Let's keep a few things in mind.
  1. Stats don't tell the whole story. No question Heatley brings... something to the table that Marleau and Frolov (the Kings key in this deal) does not. Similarly, some have argued that Marleau has character perks that make him more valuable that the statistics would indicate.
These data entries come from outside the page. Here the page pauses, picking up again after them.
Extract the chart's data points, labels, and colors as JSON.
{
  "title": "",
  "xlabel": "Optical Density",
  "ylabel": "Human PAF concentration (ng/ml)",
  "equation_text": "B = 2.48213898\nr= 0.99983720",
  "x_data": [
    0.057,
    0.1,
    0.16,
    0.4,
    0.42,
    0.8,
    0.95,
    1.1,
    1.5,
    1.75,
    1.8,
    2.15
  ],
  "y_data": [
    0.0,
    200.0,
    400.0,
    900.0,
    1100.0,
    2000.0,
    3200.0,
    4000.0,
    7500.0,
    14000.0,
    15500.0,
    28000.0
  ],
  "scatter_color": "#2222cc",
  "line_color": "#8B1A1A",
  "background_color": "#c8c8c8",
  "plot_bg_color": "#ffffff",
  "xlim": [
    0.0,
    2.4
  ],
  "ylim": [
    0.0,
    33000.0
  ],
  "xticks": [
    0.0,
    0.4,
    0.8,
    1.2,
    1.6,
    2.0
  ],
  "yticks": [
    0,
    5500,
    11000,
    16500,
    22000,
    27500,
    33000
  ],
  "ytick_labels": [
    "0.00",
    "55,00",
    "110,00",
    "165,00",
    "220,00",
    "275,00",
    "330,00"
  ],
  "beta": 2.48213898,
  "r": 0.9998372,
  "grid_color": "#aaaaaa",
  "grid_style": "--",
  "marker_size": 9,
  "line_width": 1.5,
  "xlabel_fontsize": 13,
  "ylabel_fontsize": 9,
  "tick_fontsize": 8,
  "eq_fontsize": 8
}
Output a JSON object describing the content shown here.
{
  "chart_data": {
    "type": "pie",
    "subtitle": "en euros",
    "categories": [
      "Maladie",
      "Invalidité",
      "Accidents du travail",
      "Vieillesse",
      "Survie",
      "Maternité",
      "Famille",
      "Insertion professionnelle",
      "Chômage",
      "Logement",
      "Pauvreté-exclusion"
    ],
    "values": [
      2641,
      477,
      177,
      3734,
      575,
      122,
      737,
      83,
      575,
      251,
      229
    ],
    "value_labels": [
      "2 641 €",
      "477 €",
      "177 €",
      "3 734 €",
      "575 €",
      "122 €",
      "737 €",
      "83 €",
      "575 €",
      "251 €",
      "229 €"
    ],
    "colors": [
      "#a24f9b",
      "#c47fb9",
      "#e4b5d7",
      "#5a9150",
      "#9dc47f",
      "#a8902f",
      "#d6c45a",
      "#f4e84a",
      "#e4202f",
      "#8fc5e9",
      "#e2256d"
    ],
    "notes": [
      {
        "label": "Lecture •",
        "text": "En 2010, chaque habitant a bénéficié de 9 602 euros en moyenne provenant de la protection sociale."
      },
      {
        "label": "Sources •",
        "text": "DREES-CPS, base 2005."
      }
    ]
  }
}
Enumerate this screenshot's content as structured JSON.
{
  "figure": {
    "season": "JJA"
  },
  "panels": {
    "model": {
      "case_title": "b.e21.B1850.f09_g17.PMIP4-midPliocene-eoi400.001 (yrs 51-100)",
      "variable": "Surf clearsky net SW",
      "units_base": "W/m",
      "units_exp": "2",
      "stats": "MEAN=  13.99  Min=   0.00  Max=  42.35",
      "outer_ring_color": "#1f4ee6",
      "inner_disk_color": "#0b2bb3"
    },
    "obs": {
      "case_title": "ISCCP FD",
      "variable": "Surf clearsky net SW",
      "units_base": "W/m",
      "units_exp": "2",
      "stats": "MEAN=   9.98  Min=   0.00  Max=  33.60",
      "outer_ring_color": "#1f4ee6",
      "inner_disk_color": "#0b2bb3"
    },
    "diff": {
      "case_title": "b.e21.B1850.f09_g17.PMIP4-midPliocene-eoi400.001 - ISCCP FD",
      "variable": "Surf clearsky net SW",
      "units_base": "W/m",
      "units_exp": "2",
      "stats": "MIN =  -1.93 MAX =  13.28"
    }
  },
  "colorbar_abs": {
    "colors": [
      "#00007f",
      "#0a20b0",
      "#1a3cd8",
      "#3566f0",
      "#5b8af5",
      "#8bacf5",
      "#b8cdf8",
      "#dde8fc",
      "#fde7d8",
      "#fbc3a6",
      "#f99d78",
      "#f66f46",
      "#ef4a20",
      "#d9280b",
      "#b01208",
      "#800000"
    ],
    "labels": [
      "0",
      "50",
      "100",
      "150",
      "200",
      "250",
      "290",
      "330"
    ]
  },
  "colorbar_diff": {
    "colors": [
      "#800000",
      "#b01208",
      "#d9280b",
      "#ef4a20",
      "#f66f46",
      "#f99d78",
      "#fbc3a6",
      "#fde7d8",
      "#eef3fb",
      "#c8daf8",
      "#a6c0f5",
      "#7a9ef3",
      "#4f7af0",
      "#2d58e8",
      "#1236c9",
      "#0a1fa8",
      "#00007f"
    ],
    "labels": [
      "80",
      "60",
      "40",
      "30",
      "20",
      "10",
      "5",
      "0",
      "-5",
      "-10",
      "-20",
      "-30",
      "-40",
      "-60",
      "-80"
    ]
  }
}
  2. Age. Of the three teams, there's no question the Los Angeles Kings are in the most intense rebuilding. Why trade away the two youngest players in the deal (Frolov and Stoll are both from '82) in exchange for the oldest? Leadership? Frolov already has six full years in the NHL, not including the year of the lock out. Stoll has another five. While not exactly grizzled veterans, they provide the stability of a veteran presence. Besides, it's not like Marleau "knows how to win in the playoffs." Anyone seen the Sharks lately?
  3. Projections. Heatley moves to San Jose where he has Thornton dishing him passes. So Heatley's numbers go up (almost certainly). Frolov gets another year of experience under his belt and moves to a team with more pure offensive threats (Spezza, Alfredsson) than he's ever played with. Frolov's numbers go up. Marleau goes to a rebuilding team, which will be relying on him producing for them, so opposing defenses can key in on him. Marleau's numbers... don't go up. Anyone doing the math here? And that's leaving Stoll out of the deal entirely.
In all though, Ottawa makes out like a bandit in this deal.The Sharks get a cancer in the locker room, which can't POSSIBLY make their team perform better when the chips are down. The Senators get an emerging stud power winger in Frolov and a serviceable role player in Stolls. The Kings get an aging Marleau, who will be in his mid-30's, if around at all, by the time the Kings are serious Cup challengers.